This study is a comparative cross-sectional analysis of de-identified data from the Demographic and Health Surveys (DHS). We requested permission to use these publicly available datasets from The DHS Program. The six sub-Saharan African countries included in this analysis were countries that had the lowest human development indices in addition to having available datasets at the time of analysis. The Human Development Index (HDI) is a summary measurement on key dimensions of human development including life expectancy, knowledge, and standard of living [30]. The HDI ranks 188 countries with higher numerical rankings reflecting lower index scores and human development (Norway is number one, Niger is number 188). The countries with available datasets and the highest HDI rankings (lowest index scores) included the following DHS surveys: Democratic Republic of Congo 2013 (ranking 176), Mozambique 2003 (180), Sierra Leone 2013 (181), Guinea 2012 (182), Burkina Faso 2010 (183), and Burundi 2010 (184). These countries have both high gender inequality as well as low economic development. The discrepancies in the years of the surveys reflect variation in when the surveys were conducted and which questionnaire modules were included that year, as female healthcare decision-making sections are not included in every DHS round.

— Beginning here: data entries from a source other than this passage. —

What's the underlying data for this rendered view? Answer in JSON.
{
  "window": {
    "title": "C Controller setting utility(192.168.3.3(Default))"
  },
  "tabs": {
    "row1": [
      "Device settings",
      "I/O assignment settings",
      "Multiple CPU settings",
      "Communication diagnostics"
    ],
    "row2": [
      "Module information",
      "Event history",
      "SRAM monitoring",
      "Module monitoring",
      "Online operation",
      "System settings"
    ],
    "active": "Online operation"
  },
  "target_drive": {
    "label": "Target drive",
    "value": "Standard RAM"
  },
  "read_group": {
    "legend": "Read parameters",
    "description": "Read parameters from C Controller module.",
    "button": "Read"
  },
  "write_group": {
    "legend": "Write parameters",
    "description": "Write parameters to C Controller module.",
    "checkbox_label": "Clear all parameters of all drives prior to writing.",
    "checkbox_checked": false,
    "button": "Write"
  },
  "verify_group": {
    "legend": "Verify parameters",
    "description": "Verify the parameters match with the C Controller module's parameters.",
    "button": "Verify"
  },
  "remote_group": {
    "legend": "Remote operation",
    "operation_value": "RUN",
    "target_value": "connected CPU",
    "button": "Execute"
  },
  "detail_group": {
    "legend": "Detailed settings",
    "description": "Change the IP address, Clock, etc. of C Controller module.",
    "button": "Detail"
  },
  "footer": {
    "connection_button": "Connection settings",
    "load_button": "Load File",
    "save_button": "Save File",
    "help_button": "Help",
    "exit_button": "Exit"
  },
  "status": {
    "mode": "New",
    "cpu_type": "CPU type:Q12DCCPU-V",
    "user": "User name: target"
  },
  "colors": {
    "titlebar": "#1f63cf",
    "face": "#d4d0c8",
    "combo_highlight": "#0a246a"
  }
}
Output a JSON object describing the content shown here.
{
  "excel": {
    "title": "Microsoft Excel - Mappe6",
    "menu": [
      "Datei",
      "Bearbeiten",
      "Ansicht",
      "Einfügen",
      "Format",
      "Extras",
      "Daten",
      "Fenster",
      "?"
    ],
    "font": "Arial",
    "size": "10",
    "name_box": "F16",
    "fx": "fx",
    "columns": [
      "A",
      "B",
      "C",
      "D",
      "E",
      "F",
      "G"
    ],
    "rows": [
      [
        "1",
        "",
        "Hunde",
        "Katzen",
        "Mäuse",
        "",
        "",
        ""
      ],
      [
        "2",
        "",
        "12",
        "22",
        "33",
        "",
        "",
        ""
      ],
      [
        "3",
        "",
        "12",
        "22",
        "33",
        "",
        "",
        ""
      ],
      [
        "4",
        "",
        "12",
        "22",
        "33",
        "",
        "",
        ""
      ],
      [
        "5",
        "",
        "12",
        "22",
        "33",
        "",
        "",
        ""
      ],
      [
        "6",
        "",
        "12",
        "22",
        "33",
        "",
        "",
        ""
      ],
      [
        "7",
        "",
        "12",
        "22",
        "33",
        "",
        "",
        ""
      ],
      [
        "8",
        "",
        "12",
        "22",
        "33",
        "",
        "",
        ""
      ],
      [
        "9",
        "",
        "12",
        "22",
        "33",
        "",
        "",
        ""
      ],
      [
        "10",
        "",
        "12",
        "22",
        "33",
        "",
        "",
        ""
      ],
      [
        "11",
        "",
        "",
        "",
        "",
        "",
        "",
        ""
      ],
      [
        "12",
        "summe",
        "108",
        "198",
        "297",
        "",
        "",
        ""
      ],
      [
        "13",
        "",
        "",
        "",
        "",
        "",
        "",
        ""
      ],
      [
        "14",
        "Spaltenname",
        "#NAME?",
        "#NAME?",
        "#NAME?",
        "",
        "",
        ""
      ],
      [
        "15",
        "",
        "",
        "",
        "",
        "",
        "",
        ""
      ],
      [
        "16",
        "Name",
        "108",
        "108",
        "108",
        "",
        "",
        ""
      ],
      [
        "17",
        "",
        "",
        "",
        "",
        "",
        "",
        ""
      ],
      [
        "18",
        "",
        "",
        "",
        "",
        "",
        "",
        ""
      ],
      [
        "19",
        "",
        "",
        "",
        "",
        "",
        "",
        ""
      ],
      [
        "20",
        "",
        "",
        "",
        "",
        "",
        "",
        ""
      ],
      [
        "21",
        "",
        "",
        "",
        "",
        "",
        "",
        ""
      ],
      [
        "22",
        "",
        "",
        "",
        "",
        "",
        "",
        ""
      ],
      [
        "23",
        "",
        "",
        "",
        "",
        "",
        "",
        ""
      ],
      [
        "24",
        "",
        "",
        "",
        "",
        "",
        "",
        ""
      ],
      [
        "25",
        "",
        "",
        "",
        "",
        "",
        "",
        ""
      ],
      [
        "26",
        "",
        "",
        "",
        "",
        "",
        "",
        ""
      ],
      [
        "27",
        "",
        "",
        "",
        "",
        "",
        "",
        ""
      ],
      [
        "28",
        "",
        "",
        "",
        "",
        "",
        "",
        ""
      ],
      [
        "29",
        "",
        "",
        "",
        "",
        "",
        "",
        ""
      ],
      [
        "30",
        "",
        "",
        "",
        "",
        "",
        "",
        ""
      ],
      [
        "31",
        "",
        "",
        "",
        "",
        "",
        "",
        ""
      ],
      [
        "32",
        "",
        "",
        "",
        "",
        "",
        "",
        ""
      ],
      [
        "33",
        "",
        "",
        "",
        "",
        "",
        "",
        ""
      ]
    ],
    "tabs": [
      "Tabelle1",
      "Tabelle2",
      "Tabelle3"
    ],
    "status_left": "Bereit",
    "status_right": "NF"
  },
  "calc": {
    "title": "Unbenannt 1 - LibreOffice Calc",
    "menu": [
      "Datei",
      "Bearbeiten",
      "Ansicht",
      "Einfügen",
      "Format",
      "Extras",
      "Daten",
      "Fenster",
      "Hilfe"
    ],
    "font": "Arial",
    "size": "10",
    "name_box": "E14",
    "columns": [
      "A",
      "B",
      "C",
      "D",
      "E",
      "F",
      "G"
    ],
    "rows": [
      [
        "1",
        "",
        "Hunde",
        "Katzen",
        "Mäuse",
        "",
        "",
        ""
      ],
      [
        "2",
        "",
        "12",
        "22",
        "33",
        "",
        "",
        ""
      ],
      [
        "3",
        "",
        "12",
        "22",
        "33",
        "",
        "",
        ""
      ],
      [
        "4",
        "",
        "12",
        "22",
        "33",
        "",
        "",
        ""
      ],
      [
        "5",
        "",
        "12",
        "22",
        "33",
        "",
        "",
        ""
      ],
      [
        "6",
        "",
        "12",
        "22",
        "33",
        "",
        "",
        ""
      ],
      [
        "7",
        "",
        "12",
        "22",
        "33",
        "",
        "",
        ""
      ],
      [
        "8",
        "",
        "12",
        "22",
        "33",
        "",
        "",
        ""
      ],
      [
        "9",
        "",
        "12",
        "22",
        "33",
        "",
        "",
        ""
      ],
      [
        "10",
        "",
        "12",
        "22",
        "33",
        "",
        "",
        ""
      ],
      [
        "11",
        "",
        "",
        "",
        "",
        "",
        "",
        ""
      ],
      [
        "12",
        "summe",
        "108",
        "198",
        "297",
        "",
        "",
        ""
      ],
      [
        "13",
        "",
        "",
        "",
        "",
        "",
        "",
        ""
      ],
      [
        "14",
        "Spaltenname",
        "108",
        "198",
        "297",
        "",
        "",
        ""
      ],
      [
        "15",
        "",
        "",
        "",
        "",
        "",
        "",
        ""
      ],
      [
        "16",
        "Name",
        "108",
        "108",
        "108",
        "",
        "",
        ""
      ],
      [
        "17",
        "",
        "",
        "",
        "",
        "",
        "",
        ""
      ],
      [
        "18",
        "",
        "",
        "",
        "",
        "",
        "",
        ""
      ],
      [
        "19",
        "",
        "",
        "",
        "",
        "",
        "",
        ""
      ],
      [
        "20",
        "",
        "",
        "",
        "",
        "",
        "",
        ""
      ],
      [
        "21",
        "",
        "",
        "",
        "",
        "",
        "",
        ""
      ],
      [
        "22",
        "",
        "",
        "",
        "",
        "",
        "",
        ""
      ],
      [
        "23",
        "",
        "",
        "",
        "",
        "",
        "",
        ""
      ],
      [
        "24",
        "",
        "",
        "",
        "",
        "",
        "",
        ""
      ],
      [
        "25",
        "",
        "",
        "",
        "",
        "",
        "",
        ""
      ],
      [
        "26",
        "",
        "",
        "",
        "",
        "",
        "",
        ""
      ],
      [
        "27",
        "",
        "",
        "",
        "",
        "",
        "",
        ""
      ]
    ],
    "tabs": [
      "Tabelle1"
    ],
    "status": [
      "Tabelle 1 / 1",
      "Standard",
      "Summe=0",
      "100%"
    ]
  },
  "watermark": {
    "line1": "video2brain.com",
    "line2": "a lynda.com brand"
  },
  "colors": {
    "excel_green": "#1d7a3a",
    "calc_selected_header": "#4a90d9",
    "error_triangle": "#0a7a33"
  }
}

The DHS data sets are nationally representative surveys of women aged 15-49. Details regarding individual surveys are described in the final reports [31-36], but they use a multistage cluster design and were weighted to be nationally representative. Country-level sample sizes included Mozambique (n = 7,382), Burkina Faso (n = 13,797), Burundi (n = 5,124), Democratic Republic of Congo (n = 12,400), Guinea (n = 6,733), and Sierra Leone (n = 9,991). Wealth was measured in five distinct wealth quintiles: poorest, poorer, middle, richer, and richest. Each household was assigned a score for possession of assets from a standard list of easy-to-observe assets such as televisions, bicycles, type of flooring, etc. Asset scores were weighted and then were standardized in relation to normal distribution to define breakpoints for the five different quintiles. The construction of wealth quintiles has been described in prior literature [37].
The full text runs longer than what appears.